Cada vez que uno siente que su vida carece de sentido y no encuentra el camino, está recibiendo una información extremadamente valiosa: tiene la mirada puesta en cosas que no le interesan. Una dolorosa confusión acompaña esta apatía. Ambos elementos constituyen la información a que me refiero. El sabio interior está hablando. Por un lado, dice: “Eso no es lo tuyo”, y por otro: “Puedo guiarte y lo haré, igual que con el juego infantil de ‘frío’ y ‘caliente’; si te duele es frío, si deja de doler, vas acercándote”.
¿Acercándose a qué o a dónde? A sí mismo. Al propio corazón. A lo que verdaderamente interesa. Exactamente el problema está cuando alguien no tolera estar consigo mismo ni un minuto, prefiere dormir, leer, ver televisión, comprar compulsivamente, trabajar hasta el agotamiento, meterse en vidas ajenas, ayudar a los demás, beber, drogarse o incluso morir.

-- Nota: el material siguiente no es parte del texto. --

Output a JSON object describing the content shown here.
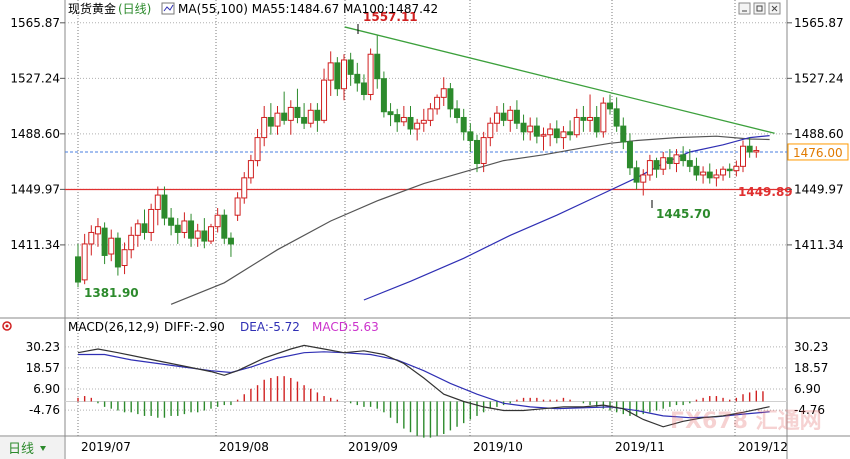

¿Cómo sucede que un niño (los niños son egocéntricos, se tocan, juegan, viven el momento presente) se convierte en un adulto que no tiene permiso de tocarse, sentirse, conocerse, y mucho menos hacer algo en provecho propio? Sucede por amor a su familia. Prefiere amarla que volverse distinto. Cree sin titubear lo que le enseñan con ejemplos y palabras. Permite que le hagan creer una o más de las siguientes absurdas y usuales opiniones: vale más caer en gracia que ser agraciado; lo que tú pienses de ti mismo no es base, fíjate que piensan los demás de ti; es más digno de estimación un regalo que un pago; mirar hacia tu interior es malo; tocarte es pecado; sentir lo que verdaderamente sientes es incivilizado; adueñarte de tu propia vida es ser egoísta; afuera de ti está lo que puede hacerte sentir bien: cosas materiales, éxito, reconocimiento, admiración, aplauso, amor, fama, fortuna…; y otras por el estilo, que ponen el timón de la propia vida en manos ajenas.
Si existe una trayectoria, es decir, la posibilidad de acercarse o alejarse, hay un camino, aunque no lo parezca. Culturalmente somos invitados a vaciarnos de nosotros mismos y olvidarnos, con lo cual vamos perdiéndonos de nuestra cercanía. Por emocionante que le parezca a una persona perseguir una ilusión que la aleja de sí misma y de ser simplemente lo que es, y aunque crea que está bien ubicada, llena de motivación, en el camino correcto, no lo está, porque se posee cada vez menos. Y cuando no puede poseerse, su vida no tiene sentido.